Russia Wants to Put a 76-Millimeter Cannon on an Icebreaker
'Ivan Papanin' looks inspired by Norway
Russia has by far the largest icebreaker fleet in the world with a total of more than 40 publicly and privately owned, including six nuclear-powered icebreakers all capable of punching through Arctic sea ice. It’s also building new ones after a delay of more than four decades, launching the 33,500-ton Arktika in June 2016 and preparing to introduce the 6,000-ton Ilya Muromets into service in fall 2017.
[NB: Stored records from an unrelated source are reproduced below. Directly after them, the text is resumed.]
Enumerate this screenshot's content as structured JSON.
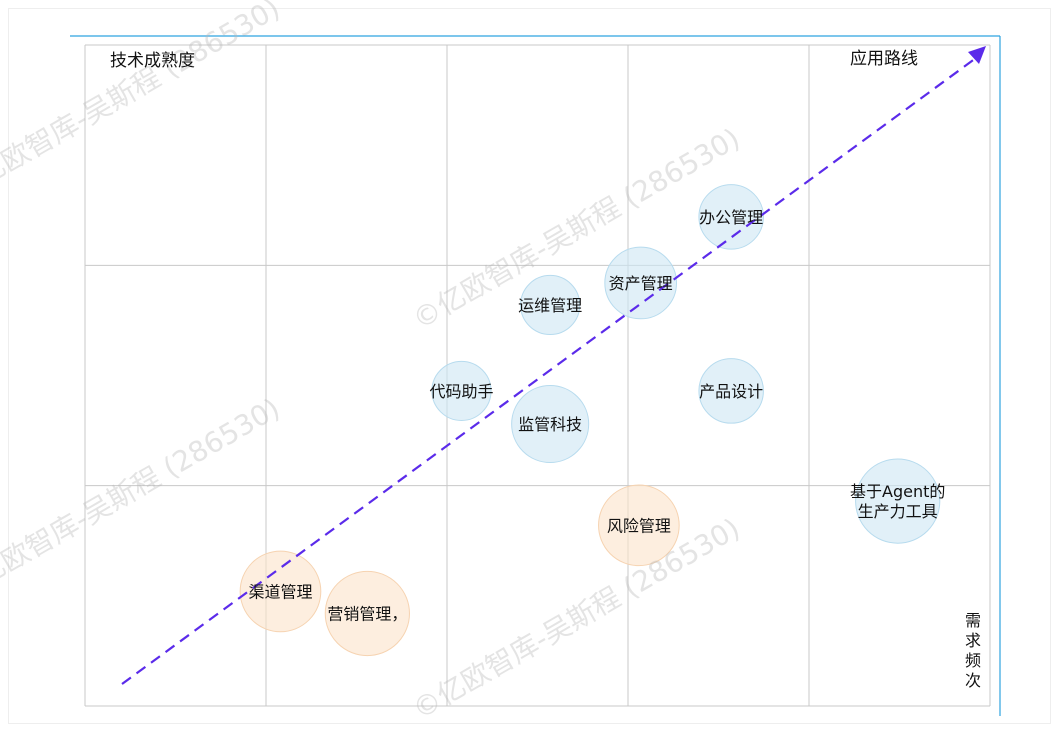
{
  "chart_data": {
    "type": "bubble-matrix",
    "y_axis_title": "技术成熟度",
    "x_axis_title": "需求频次",
    "diagonal_label": "应用路线",
    "grid": {
      "columns": 5,
      "rows": 3
    },
    "bubbles": [
      {
        "label": "渠道管理",
        "x": 1.08,
        "y": 0.52,
        "size": 0.45,
        "group": "orange"
      },
      {
        "label": "营销管理，",
        "x": 1.56,
        "y": 0.42,
        "size": 0.47,
        "group": "orange"
      },
      {
        "label": "风险管理",
        "x": 3.06,
        "y": 0.82,
        "size": 0.45,
        "group": "orange"
      },
      {
        "label": "代码助手",
        "x": 2.08,
        "y": 1.43,
        "size": 0.33,
        "group": "blue"
      },
      {
        "label": "监管科技",
        "x": 2.57,
        "y": 1.28,
        "size": 0.43,
        "group": "blue"
      },
      {
        "label": "运维管理",
        "x": 2.57,
        "y": 1.82,
        "size": 0.33,
        "group": "blue"
      },
      {
        "label": "资产管理",
        "x": 3.07,
        "y": 1.92,
        "size": 0.4,
        "group": "blue"
      },
      {
        "label": "产品设计",
        "x": 3.57,
        "y": 1.43,
        "size": 0.36,
        "group": "blue"
      },
      {
        "label": "办公管理",
        "x": 3.57,
        "y": 2.22,
        "size": 0.36,
        "group": "blue"
      },
      {
        "label": "基于Agent的\n生产力工具",
        "x": 4.49,
        "y": 0.93,
        "size": 0.47,
        "group": "blue"
      }
    ],
    "colors": {
      "blue_fill": "#cfe7f4",
      "blue_stroke": "#b7dbee",
      "orange_fill": "#fbe3cc",
      "orange_stroke": "#f6d3b1",
      "trend_line": "#5b2bea",
      "grid": "#c8c8c8",
      "frame": "#2fa3e0"
    },
    "watermarks": [
      "©亿欧智库-吴斯程 (286530)",
      "©亿欧智库-吴斯程 (286530)",
      "©亿欧智库-吴斯程 (286530)",
      "©亿欧智库-吴斯程 (286530)"
    ]
  }
}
After that, Russia will introduce the 7,000-ton Ivan Papanin, or Project 23550. Except one importance addition will be two Kalibr-type anti-ship cruise missiles and a 76-millimeter AK-176MA naval gun in a turret designed to provide a low radar cross-section.
While it’s simple enough to give sailors a shoulder-fired anti-air missile or small arms, an icebreaker with dedicated weapon—more akin to a destroyer—is a little unusual.
It’s not unheard of. The Norwegian Coast Guard’s 6,375-ton icebreaker Svalbard, while small compared to the largest icebreakers, is Norway’s biggest military ship and carries a 57-millimeter Bofors cannon. Concept art of Ivan Papanin bears a close resemblance to Svalbard, and could very well be inspired by it.
Canada’s upcoming Harry DeWolf-class icebreakers are close facsimiles of the Norwegian ship. Russia’s enormous nuclear-powered icebreaker Sibir, which served from 1978 to 1992, was also once photographed with a deck gun.
An AK-176 cannon on the USNS ‘Hiddensee’ in 1993. ‘Hiddensee’ was originally an East German vessel acquired after the Cold War. U.S. Navy photo
Icebreakers have taken on strategic importance as declining sea ice due to global climate change promises to open up vast reserves of oil in an area with a jumble of maritime boundaries and competing claims.
Icebreakers are primarily peacetime vessels designed to carve passageways for civilian shipping, but the vessels with their strengthened hulls and ice-smashing bows and sterns could similarly clear a path for warships in the event of a conflict.
Armed icebreakers could patrol those claims, and just as importantly, enforce them … in theory. The United States by comparison has only two operational icebreakers, and is funding a third. But most of the Arctic’s resources are already apportioned, as Andreas Kuersten recently pointed out, and icebreakers are less militarily useful than as popular media accounts make them out to be.
For one, Russia is starting at a disadvantage because it requires a large number of icebreakers to clear approaches to and from its northern shipyards. And while these ships open up further paths in the Arctic for follow-on warships to maneuver, those vessels must follow the icebreakers in a predictable fashion—which makes them vulnerable to attack from submarines, far more useful in the Arctic than surface ships.
Submarine warfare is where the U.S. Navy—which possesses 41 submarines capable of punching up through the ice from below—has an stark advantage compared to Russia, which has 25 suitable subs which also sail far less frequently. A new Russian icebreaker with a few cruise missiles and a 76-millimeter gun won’t change that.